Die 81 Wortbilder bieten vielfache Dialogmöglichkeiten. Man kann sie horizontal Zeile für Zeile, Wort für Wort im Wechsel von MEINE und DU lesen, aber auch vertikal Spalte für Spalte, diagonal oder in freier Folge. Hervorgehobene bzw. dunkel vertiefte Worte bilden stichwortartig eine weitere Lesevariante zu den goldgelb erhöhten DU-Wörtern. Spielerisch lässt sich auch der „Anfang“ links oben im Bezug zum „Ende“ rechts unten lesen. Dann stehen MEINEN GESCHLOSSENEN TÜREN im ersten Feld dem DU ÖFFNEST MEINE AUGEN im letzten Feld gegenüber und der FURCHT VOR DEM MORGEN im zweitletzten Feld antwortet ein DU BIST ZUKUNFT, DU BIST ZUKUNFT im zweiten Feld links oben.

Diese Beispiele wollen eine Einladung sein, das Lebensgewebe in alle Richtungen zu erkunden und zu erspüren, durch welche Äußerungen man mehr angesprochen wird.

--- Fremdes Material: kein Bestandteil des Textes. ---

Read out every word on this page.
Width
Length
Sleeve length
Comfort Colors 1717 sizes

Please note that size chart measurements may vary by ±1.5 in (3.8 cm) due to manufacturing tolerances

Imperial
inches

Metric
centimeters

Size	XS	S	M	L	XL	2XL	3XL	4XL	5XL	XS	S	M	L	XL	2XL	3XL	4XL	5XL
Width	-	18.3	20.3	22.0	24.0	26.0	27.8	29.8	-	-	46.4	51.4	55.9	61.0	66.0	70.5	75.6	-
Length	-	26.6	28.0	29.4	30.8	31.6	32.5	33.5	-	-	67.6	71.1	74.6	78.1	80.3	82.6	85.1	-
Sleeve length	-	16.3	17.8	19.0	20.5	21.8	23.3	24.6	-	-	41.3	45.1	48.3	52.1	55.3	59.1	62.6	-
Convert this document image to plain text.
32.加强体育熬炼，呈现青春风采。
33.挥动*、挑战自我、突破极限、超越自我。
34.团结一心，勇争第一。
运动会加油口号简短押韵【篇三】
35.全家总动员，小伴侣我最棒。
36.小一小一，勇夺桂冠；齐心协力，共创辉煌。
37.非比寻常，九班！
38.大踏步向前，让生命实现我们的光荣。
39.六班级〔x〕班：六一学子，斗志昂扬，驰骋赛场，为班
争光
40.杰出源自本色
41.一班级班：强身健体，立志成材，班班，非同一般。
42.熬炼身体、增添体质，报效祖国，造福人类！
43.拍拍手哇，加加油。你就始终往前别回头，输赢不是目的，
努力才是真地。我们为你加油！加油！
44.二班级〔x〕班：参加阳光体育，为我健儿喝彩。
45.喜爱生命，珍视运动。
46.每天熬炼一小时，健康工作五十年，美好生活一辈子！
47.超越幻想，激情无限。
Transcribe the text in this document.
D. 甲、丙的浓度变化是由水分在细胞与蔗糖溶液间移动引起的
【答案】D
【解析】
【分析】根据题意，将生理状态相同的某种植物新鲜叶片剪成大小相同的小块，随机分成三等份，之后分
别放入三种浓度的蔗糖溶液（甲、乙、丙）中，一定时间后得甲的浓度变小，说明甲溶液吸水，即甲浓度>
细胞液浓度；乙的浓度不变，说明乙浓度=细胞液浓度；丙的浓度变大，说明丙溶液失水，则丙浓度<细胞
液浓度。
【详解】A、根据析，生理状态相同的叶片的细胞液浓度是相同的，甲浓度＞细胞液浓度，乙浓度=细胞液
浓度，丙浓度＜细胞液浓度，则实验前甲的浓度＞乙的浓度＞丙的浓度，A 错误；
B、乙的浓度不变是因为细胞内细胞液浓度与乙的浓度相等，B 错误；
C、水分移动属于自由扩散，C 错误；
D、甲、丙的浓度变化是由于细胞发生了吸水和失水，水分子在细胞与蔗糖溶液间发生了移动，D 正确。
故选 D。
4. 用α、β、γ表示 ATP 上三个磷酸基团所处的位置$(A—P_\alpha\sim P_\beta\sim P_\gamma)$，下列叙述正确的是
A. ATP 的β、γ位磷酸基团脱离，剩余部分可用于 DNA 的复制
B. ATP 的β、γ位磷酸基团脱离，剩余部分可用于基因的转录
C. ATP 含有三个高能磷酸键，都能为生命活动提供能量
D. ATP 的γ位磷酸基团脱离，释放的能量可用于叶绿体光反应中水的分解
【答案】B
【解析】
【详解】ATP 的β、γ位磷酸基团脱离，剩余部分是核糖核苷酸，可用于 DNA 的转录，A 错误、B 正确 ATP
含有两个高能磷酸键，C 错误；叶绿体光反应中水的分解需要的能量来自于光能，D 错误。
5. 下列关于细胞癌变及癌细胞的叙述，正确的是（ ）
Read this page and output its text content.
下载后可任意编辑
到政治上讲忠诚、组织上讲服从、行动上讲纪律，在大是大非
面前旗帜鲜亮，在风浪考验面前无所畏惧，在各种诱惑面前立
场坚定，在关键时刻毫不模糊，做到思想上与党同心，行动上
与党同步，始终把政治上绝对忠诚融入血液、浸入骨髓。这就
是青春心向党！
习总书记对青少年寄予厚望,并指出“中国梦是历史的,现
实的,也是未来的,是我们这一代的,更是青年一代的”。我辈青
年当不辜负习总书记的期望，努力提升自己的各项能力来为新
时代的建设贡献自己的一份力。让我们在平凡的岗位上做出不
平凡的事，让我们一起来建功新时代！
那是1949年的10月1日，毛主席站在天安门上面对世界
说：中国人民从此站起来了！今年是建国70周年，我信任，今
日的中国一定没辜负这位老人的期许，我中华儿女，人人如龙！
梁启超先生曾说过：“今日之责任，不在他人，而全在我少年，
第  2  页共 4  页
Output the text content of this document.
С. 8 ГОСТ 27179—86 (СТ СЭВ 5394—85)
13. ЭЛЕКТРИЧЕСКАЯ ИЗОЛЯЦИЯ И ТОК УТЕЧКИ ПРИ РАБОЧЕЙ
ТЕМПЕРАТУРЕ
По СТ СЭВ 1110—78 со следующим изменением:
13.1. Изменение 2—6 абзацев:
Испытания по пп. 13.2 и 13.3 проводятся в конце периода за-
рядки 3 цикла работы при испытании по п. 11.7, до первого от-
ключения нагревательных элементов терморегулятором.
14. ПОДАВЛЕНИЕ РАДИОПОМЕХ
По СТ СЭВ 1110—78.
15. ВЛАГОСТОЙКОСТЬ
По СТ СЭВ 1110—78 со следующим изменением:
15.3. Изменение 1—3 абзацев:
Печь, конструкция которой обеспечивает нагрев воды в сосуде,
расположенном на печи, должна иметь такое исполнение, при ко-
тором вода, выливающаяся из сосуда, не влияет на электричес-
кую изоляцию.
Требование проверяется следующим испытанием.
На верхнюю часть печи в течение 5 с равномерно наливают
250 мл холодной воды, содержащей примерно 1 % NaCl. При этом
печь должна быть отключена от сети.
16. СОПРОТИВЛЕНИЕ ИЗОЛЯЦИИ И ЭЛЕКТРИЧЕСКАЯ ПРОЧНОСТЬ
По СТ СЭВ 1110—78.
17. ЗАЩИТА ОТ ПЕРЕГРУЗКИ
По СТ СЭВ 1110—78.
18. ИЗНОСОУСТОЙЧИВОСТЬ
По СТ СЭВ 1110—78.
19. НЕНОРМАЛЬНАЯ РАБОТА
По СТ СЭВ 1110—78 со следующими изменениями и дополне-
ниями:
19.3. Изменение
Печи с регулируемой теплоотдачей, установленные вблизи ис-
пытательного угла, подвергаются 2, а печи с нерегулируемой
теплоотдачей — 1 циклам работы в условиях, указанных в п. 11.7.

Vielleicht ist es ja auch die kreuzförmige Leseart, bei der MEINE ZWEIFEL MEINE im Zentrum und an den Kreuzenden vier Aussagen des Vertrauens gegenüberstehen: MEINE UNERFÜLLTEN TRÄUME TRÄUMEN – DU HILFST MIR WENN ICH IN NOT BIN DU HILFST DU – DU DEINE HAND MEIN LEBEN – DU ZEIGST MIR DEN HIMMEL. Beim Durchstreifen und Ausloten des eigenen ICHs wird man sowohl über die Wort- oder Satzdoppelungen stolpern als auch die Gruppe der Aussagen mit positiven Wörtern erstaunt wahrnehmen und auf sich wirken lassen: Meine Abhängigkeiten LÖSEN – Meine Vergangenheit ANNEHMEN – Meine Seele BEWAHREN meine Seele – Meine unerfüllten Träume TRÄUMEN. Immer wieder wird man die zentrale Erfahrung machen, dass jemand für mich da ist (ICH BIN DA) und mir befreienden Zuspruch schenkt (STEH AUF).

Ein sehr bewegter Hintergrund spiegelt auf seine Weise unser Angewiesen-Sein auf menschlichen und göttlichen Beistand angesichts der eigenen Zerrissen- und Verlorenheiten. Neun Handkonturen stehen für die hilfesuchenden Hände vieler Menschen als auch die ihnen dargebotenen Hände der Mit-Menschen. Eine weitere Strukturierung bilden senkrechte Striche hinter den Ich-Aussagen. Sie wirken wie ein Auf und Ab des Lebens, wie ein Gefängnis und stehen für Unbeweglichkeit und Erstarrungen. Dagegen sind die Felder hinter den DU-Aussagen und ausnahmsweise hinter der Mitte leer und frei gelassen. Sie deuten Freiheit und Leben an.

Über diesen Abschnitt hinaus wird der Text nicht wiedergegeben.